Developing support for run-time deployment of Circal models
The compiler may produce circuits that cannot be implemented because they are too large for the available FPGA resource. We have therefore developed support for automatically partitioning the circuit and swapping the resulting partitions with those on chip so as to give the effect of having enough FPGA area to implement circuits of any size.
The approach we are exploring is to insert a virtual hardware manager (VHM) between the front-end of the compiler, which derives a hardware independent representation of the circuit in a modularized form, and the back-end, which maps and places these modules onto a particular FPGA. In doing so, we preserve some off-line features of a compiler, and incorporate some of the on-line functions of an interpreter. The VHM stores the circuits off-chip in a state transition graph form. When a new partition is needed, the module parameters for the corresponding sub-graph are passed to the back-end for bitstream generation and loading. The back-end makes use of the JBits API for configuring the device [4] .

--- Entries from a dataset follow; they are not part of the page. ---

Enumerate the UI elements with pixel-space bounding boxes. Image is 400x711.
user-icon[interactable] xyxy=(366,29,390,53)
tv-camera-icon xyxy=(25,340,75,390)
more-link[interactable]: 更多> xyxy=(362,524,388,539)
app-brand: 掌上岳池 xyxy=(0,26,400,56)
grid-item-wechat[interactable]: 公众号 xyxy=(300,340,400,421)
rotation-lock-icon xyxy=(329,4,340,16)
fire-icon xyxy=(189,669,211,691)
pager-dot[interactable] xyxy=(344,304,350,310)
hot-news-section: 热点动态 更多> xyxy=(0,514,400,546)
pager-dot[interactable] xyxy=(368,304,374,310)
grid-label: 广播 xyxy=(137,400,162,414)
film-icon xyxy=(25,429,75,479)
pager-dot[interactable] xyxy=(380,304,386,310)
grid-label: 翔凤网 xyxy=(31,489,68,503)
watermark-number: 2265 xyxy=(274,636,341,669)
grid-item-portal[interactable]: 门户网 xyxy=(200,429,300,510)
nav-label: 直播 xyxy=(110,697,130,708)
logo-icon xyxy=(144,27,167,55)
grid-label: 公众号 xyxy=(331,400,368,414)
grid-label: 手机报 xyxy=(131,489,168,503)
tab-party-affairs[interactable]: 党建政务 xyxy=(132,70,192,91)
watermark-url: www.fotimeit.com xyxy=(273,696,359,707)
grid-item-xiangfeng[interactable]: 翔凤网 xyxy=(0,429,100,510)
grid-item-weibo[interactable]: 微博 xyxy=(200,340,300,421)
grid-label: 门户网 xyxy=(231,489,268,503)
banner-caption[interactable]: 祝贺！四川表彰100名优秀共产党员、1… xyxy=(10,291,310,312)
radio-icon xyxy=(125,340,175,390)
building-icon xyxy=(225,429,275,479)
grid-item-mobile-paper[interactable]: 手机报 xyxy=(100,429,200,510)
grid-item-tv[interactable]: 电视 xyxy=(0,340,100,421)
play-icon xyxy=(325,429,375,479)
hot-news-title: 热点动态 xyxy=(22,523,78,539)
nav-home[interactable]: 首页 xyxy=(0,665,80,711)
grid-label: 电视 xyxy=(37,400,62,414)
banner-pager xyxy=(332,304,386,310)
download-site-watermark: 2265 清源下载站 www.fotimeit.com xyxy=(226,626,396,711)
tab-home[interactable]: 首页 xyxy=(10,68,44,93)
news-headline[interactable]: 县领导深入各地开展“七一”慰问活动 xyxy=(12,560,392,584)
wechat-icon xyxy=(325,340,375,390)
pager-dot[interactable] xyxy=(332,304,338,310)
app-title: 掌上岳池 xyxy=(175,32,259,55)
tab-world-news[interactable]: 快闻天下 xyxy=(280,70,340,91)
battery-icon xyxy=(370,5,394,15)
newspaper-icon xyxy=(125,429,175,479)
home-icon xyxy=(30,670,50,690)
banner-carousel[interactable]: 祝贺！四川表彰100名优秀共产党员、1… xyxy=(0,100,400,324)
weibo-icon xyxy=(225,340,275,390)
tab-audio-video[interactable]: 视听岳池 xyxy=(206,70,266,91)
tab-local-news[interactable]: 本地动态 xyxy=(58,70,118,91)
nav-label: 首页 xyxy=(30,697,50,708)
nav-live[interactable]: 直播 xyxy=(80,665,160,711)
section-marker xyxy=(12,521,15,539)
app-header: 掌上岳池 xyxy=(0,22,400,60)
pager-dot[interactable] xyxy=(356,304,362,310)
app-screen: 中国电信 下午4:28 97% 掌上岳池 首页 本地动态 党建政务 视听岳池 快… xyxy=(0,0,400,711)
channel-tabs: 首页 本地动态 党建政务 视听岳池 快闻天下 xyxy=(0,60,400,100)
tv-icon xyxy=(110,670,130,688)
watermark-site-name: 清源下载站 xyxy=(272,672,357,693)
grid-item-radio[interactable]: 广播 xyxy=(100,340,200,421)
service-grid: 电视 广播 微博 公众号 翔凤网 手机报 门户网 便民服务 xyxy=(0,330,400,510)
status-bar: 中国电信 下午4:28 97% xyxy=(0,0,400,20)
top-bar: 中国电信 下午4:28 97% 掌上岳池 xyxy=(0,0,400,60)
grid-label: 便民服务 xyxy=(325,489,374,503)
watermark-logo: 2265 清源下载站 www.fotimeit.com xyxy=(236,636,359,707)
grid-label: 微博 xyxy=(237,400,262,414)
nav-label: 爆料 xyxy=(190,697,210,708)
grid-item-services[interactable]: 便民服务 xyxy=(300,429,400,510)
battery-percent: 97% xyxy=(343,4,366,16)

The FPGA area is partitioned into regions that are reserved for holding the logic for a single porcess. The area provided is large enough to implement the logic for a single state in the worst case. We attempt to provide sufficient space to map a sizable portion of the state transition graph by expanding the area allocated to each process. At initialization, the VHM selects a sub-graph rooted at the initial state for each process. The graph is traversed in a breadth-first manner in order to identify the amount of logic that can be accommodated on chip. To avoid backtracking, the search is guided by circuit size estimates based on the number of transitions each included state adds to the sub-graph. The identified sub-graph is then given to the back-end which maps it to the FPGA. When a state transition leads to a state that lies on the boundary of the implemented sub-graph, an exception is generated and the VHM selects a new sub-graph rooted at the boundary state. Figure 1 (b) we model the Cruise Controller process. Suppose the area avilable to this process suffices to implement the complete transition logic for 2 states together with any outedges from these leading to a boundary state. In that case, the initial partition includes the Inactive and Active states, as well as the state flip-flop for the Cruising state. When the Cruising state is entered, an exception is triggered, and a new sub-graph consisting of the Cruising and Standby states is configured, together with a state flip-flop for the Inactive state.
Example
The Virtex compiler needs 7 columns and 5 rows of configurable logic blocks (CLBs) to implement the complete state graph. The interpreter allows the first partition to be implemented in 4 columns and 4 rows and the second partition to be implemented in 5 columns and 4 rows. Reconfiguring the 5 columns takes about 1.25ms on an XCV1000 chip, which contains 64 rows and 96 columns of CLBs altogether. The time to generate the partition is likely to be larger.
Reconfiguration delays are expected to be amortized in practice by aligning processes on top of each other. The stack of processes could thus be reconfigured with a single frame update. In order to reduce the cost of generating the partitions, they might be cached once generated in case they are to be used once more.
Future Work
In its current form, Circal is suited to the specification of control-flow applications like logic controllers, protocols checkers, and cellular automata. In order to fully exploit the capabilities of modern high density FPGAs, support for datapath designs must be provided by Circal. One approach we intend to pursue is to consider building a domain specific language into which the control features developed with Circal are embedded.